Mirat Haber Ajansı
İnsan Hakları İzleme Örgütü, iki ana rakip tarafın ateşkes anlaşması imzaladıktan sonra Libya’nın yıllardır süren çatışması sırasında işlenen suçlarda adalet ve hesap vermenin barış ve normalleşme için anahtar olduğunu söylüyor. Haklar grubunun kıdemli Libya araştırmacısı Hanan Saleh Perşembe günü, adaletin yerine getirildiğini görmemenin sadece kalıcı barış isteklerini engelleyeceği konusunda uyardı. Libya, 2011’de NATO destekli bir ayaklanmanın kıdemli lider Muammer Kaddafi’yi devirip öldürmesinden bu yana şiddete maruz kalıyor. O zamandan beri, Kuzey Afrika ülkesine silahlı gruplar hâkim olmuş, yerel çatışmalarla parçalanmış ve birbirine şiddetle zıt iki yönetim arasında bölünmüştü: Başbakan Faiz el-Sarrac başkanlığındaki BM tarafından tanınan Ulusal Mutabakat Hükümeti (UMH) ve darbeci general Halife Hafter ile bağlantılı doğudaki isyancı yönetim.

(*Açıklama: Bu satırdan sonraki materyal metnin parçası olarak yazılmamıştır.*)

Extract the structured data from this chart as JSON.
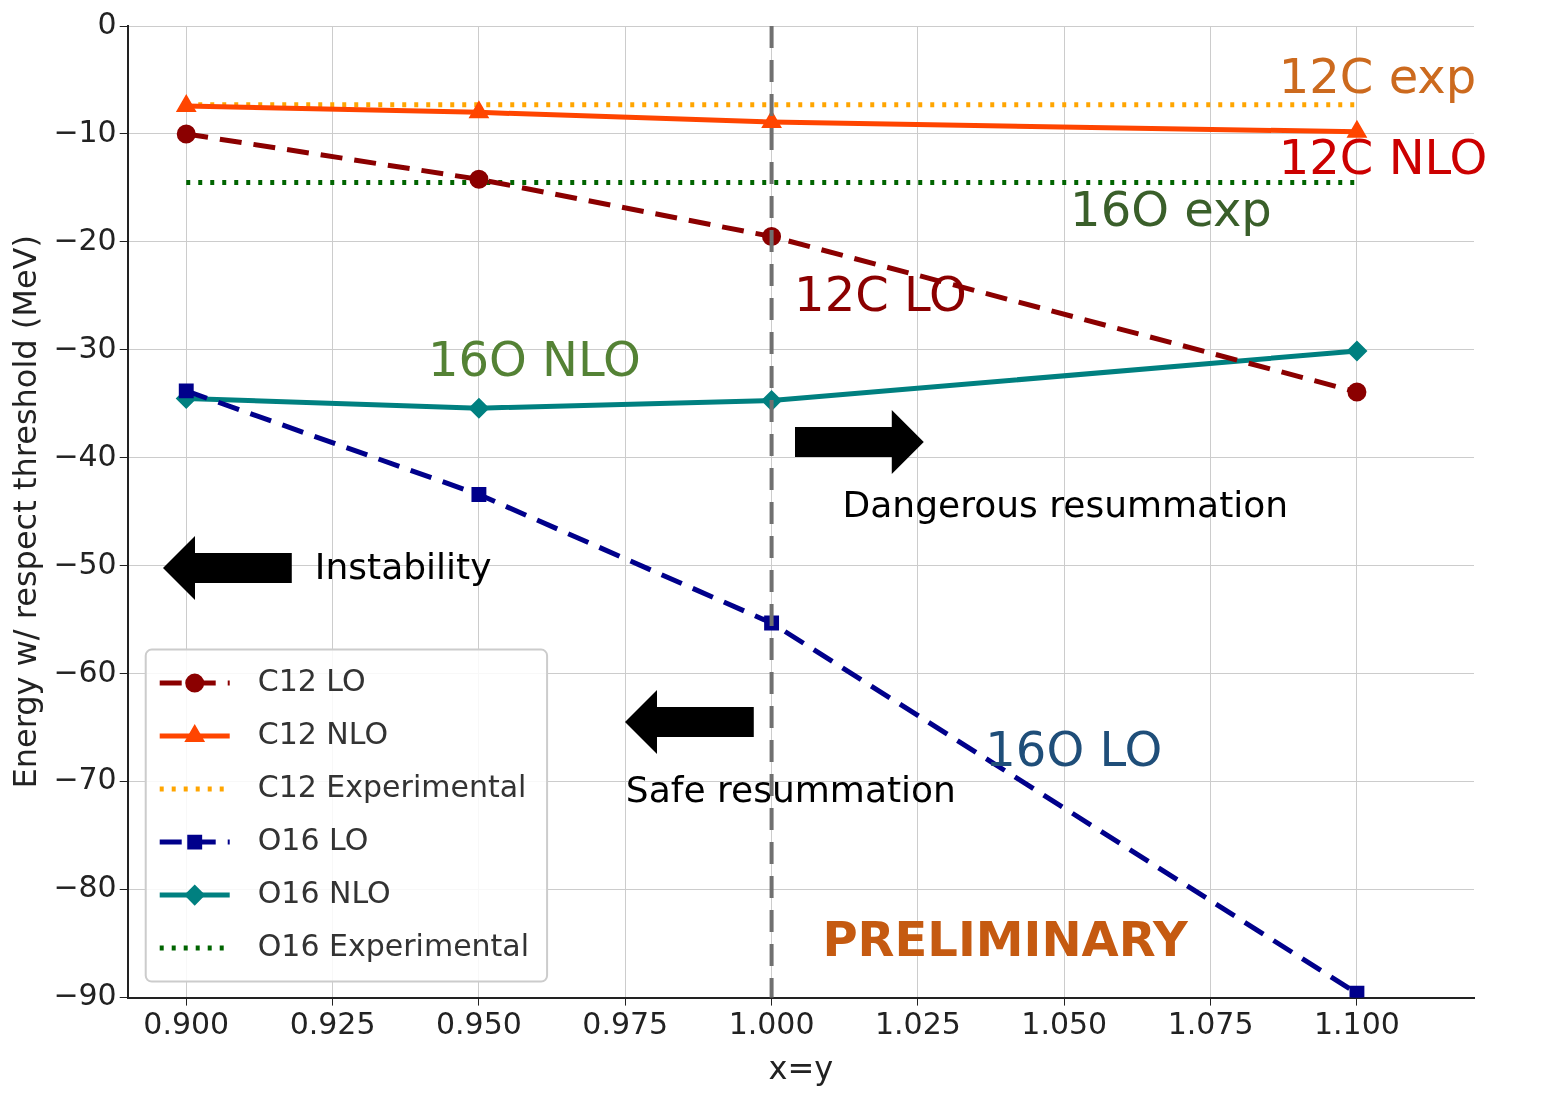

UMH ve Hafter’in sözde Libya Ulusal Ordusu geçtiğimiz Cuma günü Cenevre’de BM’nin sponsorluğunda yapılan görüşmelerin ardından kalıcı bir ateşkes anlaşması imzaladı. Anlaşma, Hafter’in Rusya ve Birleşik Arap Emirlikleri destekli güçlerinin, yüzlerce kişiyi öldüren ve on binlerce kişiyi yerinden eden bir savaş olan başkent Trablus’u ele geçirme girişimlerinden vazgeçmesinden dört ay sonra geldi. Düzinelerce Libyalı delege, dönüm noktası niteliğindeki anlaşmanın ardından seçimlerin yapılmasına yönelik bir adım olarak Pazartesi günü video konferans yoluyla siyasi bir diyalog başlattı. Ancak Saleh, ateşkesin açık bir taahhüt ve dış destekli savaşan taraflarca işlenen ciddi suçlar için adalete hesap verebilirliğe giden bir yol arz etmediğini kaydetti. Buna sivilleri öldüren ayrım gözetmeyen saldırılar, kritik altyapının tahrip edilmesi, kaybolmalar, keyfi gözaltılar ve yasadışı cinayetler de dahildir. Haklar grubuna göre diğer bir kusur, anlaşmada terhis edilecek ve devlet güvenlik güçlerine entegre olacak savaşçıların hesap vermeleri üzerine yakalama taahhüdünün olmaması.